The aliens, called Prawns, are not new to the planet. They’ve been in Johannesburg for twenty years. But the country is fed up and now they want to relocate 1.1 million aliens to a smaller, more tidy, and more out of the way living quarters. One problem right there is that the film never gives you the sense that there are anywhere near 1.1 million Prawns. At best we only see a few dozen at a time.

The camera crew in this mockumentary follows Wikus van der Merwe (Sharlto Copley), a bureaucrat from Multi-National United (MNU) in charge of leading the transport of this alien race to a new camp that will be “worse like a concentration camp.” Wikus is a British numbskull, sort of a halfway meet between Mr. Bean, a Simon Pegg character and a Dutch comedian of which I don’t know any names. In the course of the story, Wikus will contract an alien virus which will mutate his human flesh into Prawn flesh. He will become a mortal target of MNU, will be fired at by mercenaries and commandos, will ally with sympathetic Prawns (read subtitles) and will eat the same thing that Prawns eat which is cat food. All the while, MNU looks in self-interest to profit off of Prawn weapon technology which is advanced to our own.

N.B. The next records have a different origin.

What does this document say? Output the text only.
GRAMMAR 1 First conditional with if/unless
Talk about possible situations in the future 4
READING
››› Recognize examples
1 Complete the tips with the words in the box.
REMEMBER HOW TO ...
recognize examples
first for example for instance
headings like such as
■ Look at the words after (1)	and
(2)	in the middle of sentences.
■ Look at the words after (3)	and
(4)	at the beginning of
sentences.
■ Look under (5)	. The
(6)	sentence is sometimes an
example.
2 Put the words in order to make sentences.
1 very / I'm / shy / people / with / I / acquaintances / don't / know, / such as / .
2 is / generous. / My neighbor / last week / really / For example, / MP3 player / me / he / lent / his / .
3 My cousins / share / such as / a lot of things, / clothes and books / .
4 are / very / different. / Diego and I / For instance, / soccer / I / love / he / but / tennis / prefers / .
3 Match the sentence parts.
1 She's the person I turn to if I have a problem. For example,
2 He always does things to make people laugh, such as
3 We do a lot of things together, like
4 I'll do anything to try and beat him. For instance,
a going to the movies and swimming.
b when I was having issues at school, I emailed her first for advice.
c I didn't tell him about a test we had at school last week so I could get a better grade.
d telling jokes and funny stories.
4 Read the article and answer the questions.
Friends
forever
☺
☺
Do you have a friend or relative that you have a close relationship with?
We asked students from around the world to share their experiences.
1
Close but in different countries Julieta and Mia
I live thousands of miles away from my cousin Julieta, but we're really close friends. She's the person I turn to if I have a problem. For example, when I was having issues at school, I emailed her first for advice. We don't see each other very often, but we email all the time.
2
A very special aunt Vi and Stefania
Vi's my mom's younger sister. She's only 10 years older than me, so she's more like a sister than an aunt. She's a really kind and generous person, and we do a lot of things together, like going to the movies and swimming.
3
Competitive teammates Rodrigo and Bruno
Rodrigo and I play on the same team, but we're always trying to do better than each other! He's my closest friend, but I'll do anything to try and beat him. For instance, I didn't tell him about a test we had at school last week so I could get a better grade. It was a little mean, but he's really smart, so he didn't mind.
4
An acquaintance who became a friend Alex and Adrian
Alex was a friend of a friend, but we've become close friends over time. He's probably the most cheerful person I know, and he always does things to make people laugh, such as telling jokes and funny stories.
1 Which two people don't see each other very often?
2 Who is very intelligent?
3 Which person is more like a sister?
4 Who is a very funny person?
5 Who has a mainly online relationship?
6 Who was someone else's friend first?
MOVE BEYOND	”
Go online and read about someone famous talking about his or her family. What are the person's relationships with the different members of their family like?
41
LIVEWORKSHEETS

The core problem with the movie is that we are being asked to cheer for a hero who is little more than a cliché, in fact, there are no human characters of any depth in this movie. Even the bug-hunt “Starship Troopers” had characters with, um, layers. The Prawns are perhaps a diverse group, some are more uncooperative and belligerent than others, with varying degrees of intelligence, but we never know what they aspired to before they crash-landed on Earth and so all we know is that they eat rubber and cat food, and are occasionally gullible with warlord extortionists. The most clever aspect of the movie is the exploitative relationship between South African warlords and the Prawns who get routinely swindled on transactions.

As a mockumentary style, the camerawork is more steady and less herky-jerky than “Cloverfield” but I at least got caught up in that film with its characters, and had general a sense of fear for people on the screen. You can’t fear for any humans in “District 9” when they are cut-and-dry clichés. Then there are gaps of logic which I can’t begin to go into in detail without spoiling it, but if you can just consider this: Why do bands of two set out to accomplish goals of rebellion or goals of flight when it would be assumed that bands of hundreds together could succeed even better?

I didn’t care about what happened at the end of “District 9” but I was at least curious of what could happen in “District 10.” But that’s another story writer-director Neill Blomkamp would rather not get into. He’s too busy trying to ape Michael Bay in the third act.